The implications extend beyond the immediate victims. Internet Explorer may be officially dead, but its ghost haunts millions of machines. Organizations and individuals who haven't fully migrated away from legacy systems, or who rely on older software that still uses Internet Explorer components, remain exposed. ScarCruft's willingness to invest in finding and exploiting these vulnerabilities suggests that state-sponsored actors see them as reliable attack surfaces—low-hanging fruit that still yields access to valuable targets. For South Korean citizens, activists, and officials, the threat is immediate and ongoing.
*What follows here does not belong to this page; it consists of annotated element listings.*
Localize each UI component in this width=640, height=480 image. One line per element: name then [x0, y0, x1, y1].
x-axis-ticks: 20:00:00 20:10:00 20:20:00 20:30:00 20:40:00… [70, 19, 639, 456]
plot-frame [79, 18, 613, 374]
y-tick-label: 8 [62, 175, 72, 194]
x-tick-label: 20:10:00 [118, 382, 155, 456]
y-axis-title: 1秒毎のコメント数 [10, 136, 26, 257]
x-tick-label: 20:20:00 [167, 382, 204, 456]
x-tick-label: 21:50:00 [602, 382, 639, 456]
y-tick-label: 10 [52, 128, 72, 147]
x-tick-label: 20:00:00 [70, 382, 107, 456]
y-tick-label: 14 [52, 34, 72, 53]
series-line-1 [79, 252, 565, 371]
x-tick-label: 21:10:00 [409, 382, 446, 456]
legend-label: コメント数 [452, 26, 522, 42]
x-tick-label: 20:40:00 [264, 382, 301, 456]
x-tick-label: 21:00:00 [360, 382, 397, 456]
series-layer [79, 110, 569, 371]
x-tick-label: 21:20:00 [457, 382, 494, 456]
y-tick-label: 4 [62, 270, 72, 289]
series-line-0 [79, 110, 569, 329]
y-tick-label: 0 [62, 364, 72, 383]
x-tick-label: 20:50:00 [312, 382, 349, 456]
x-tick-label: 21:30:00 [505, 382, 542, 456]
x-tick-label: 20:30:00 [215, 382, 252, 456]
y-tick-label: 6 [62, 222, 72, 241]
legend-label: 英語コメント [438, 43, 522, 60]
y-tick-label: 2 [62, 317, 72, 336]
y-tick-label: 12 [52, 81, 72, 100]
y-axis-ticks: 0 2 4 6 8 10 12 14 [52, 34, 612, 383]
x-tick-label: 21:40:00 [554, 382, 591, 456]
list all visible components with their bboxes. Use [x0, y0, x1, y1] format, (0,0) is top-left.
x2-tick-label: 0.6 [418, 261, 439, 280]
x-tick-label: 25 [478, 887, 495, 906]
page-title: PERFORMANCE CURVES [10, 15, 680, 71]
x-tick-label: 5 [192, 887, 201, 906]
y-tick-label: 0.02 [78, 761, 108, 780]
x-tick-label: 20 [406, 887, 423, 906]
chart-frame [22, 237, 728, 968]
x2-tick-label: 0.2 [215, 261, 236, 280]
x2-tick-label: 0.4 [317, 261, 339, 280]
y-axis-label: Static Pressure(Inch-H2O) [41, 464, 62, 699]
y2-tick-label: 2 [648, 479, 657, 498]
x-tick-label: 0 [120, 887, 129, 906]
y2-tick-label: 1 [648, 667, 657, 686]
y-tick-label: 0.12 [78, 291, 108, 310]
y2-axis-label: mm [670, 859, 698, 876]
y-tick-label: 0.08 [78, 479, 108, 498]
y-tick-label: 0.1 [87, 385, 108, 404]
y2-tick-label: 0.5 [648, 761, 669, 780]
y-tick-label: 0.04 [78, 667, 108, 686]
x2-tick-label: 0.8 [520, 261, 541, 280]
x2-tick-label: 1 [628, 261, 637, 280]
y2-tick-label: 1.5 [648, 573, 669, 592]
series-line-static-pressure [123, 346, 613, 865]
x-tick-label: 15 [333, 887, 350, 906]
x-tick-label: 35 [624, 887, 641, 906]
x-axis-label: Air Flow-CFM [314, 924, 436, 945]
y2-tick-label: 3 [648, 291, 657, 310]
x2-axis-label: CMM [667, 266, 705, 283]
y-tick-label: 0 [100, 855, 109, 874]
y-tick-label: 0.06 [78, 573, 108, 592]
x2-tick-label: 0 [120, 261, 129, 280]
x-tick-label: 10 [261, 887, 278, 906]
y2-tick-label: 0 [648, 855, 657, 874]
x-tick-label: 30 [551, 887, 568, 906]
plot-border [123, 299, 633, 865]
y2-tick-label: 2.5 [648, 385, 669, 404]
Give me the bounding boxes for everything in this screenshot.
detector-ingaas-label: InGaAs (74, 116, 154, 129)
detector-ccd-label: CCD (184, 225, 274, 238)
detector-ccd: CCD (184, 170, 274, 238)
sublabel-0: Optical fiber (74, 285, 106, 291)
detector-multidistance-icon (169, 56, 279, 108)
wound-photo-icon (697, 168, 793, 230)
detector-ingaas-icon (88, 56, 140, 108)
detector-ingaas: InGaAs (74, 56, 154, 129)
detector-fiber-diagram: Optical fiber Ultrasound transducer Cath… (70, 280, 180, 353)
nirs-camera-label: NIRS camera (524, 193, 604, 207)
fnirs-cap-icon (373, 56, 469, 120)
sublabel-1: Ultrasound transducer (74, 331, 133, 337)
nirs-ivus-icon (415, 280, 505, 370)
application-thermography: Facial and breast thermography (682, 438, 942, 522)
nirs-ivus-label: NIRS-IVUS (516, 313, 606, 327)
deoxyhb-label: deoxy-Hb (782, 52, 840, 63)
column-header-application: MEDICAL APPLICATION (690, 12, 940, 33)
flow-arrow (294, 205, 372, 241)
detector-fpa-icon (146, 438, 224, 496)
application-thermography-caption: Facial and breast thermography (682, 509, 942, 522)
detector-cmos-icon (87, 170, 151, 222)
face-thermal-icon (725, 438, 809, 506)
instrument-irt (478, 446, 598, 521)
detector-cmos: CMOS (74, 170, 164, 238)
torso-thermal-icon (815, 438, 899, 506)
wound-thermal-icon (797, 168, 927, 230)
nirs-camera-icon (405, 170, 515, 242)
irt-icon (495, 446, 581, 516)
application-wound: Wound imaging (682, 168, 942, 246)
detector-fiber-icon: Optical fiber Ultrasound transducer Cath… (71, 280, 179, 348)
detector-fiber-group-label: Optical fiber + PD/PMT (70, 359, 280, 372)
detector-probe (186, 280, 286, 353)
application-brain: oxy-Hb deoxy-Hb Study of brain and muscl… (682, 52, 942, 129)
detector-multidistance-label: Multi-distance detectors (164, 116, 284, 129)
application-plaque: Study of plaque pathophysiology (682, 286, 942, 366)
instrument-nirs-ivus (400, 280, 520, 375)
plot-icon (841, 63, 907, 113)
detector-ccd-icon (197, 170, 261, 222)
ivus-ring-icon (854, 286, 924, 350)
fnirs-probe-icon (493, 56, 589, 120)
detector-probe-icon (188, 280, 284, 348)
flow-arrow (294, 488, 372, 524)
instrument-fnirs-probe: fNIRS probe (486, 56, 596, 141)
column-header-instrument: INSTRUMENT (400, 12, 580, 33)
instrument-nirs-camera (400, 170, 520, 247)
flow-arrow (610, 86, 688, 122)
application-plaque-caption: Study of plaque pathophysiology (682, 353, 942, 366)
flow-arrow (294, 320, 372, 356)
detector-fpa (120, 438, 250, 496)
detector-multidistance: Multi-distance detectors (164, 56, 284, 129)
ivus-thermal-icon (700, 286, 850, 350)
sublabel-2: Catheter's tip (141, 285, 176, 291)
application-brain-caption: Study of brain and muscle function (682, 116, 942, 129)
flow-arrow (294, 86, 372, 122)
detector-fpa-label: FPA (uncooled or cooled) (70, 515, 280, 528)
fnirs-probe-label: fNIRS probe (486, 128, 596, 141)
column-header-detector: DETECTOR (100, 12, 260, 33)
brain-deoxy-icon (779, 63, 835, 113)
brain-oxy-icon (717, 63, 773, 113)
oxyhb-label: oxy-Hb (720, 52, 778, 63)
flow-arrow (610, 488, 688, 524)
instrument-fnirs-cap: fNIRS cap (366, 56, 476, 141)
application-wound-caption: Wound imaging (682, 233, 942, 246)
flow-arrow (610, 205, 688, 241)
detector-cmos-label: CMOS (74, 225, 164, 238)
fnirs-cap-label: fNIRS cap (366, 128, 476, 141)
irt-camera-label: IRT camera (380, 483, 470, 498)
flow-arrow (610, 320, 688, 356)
For everyone else, it's a reminder that deprecated software doesn't simply disappear; it lingers in the background of modern systems, waiting to be weaponized.
Citas Notables
The vulnerability exists in Internet Explorer's JScript9.dll file, part of its Chakra engine, and allows remote code execution if exploited— South Korea's National Cyber Security Center and AhnLab analysis
La Conversación del Hearth Otra perspectiva de la historia
Why would North Korean hackers focus on South Korea specifically? Isn't that obvious?
It's not just geography. They're targeting a specific ecosystem—human rights activists who fled the North, defectors, political organizations. These are people with information about regime vulnerabilities. South Korea is also technologically sophisticated, which means the data is valuable and the targets are worth the effort.
But why use toast notifications? Why not just send a phishing email like everyone else?
Because toast ads are trusted. They come from software you already use. You see them constantly, so your brain stops registering them as unusual. A phishing email sits in your inbox where you might scrutinize it. A toast notification pops up and disappears. It's ambient.
The malware takes screenshots every three minutes. That's constant surveillance.
Relentless. It's not looking for one piece of information. It's building a complete picture of what you do, who you communicate with, what documents you access. Over weeks and months, that becomes a full dossier.
Internet Explorer has been officially retired for two years. How is it still a viable attack vector?
Because retirement isn't the same as removal. The code is still embedded in Windows. Third-party software still uses its components. Microsoft can't just delete it without breaking thousands of applications. So the vulnerability persists, and attackers know it.
The malware only adds three lines of code to bypass previous patches. That seems almost lazy.
It's the opposite of lazy. It's precise. They studied their own 2022 attack, understood exactly what Microsoft patched, and made the minimal change needed to slip through again. That's not desperation—that's confidence.